Başarı dediğimiz nedir? Şans mı, kısmet mi? Doğru zamanda, doğru yerde, doğru insanlarla bir araya gelmek, fırsatları akıllıca değerlendirip hayata geçirebilme becerisi mi? Bu hikayenin daha en başında, her birinin teker teker fılizlenerek şefin geleceğini bir nakış gibi işlediğini anlamaya başlıyorum.
Tıpkı ağabeyi gibi, mutfağa sevdasıyla Sivas'a vedası da bunu bir parçası, devamını getiremediği eğitim hayatını bir öğretmen lokantasında adeta bir okulmuşçasına fırsata çevirmesi de kanımca. Ve "en büyük şansım" dediği Raşit Ustası! Aşçılar diyarı Bolu Mengen'i meşhur eden o unutulmaz şef Raşit Özdemir ile mutfağına gelen bir tüpçü sayesinde tanışacağı da besbelli.
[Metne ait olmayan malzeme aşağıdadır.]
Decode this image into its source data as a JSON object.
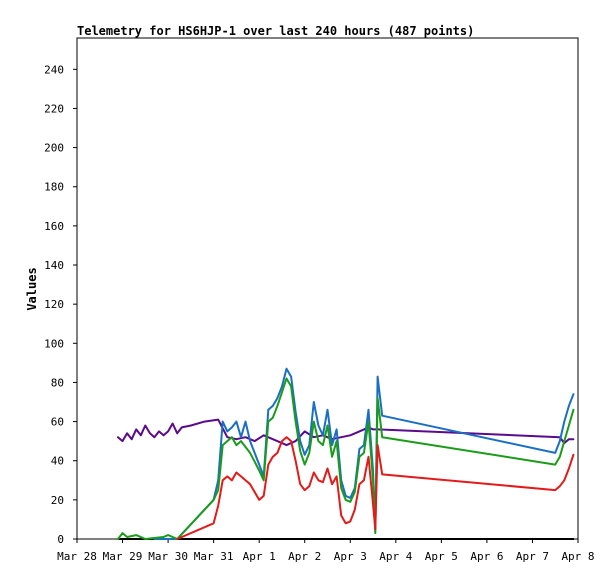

Hayat bazen fırsatlar koyar önümüze. Tıpkı Kadir Şef'in başına gelenler gibi. Altı ay boyunca duayen bir şef tarafından izlenmekle değişiyor hayatı. İlk o zaman tanışıyor, Osmanlı Saray mutfağıyla, anlattığına göre. Bir tarafta "ilk göz ağrım, okulum, işim" dediği emekli öğretmenin Uğraş Et Lokantası, bir tarafta kendini geliştirme, öğrendiklerine yeni şeyler katma gayesiyle geri çeviremediği Raşit Şef'in cezbeden Asitane Restaurant teklifi!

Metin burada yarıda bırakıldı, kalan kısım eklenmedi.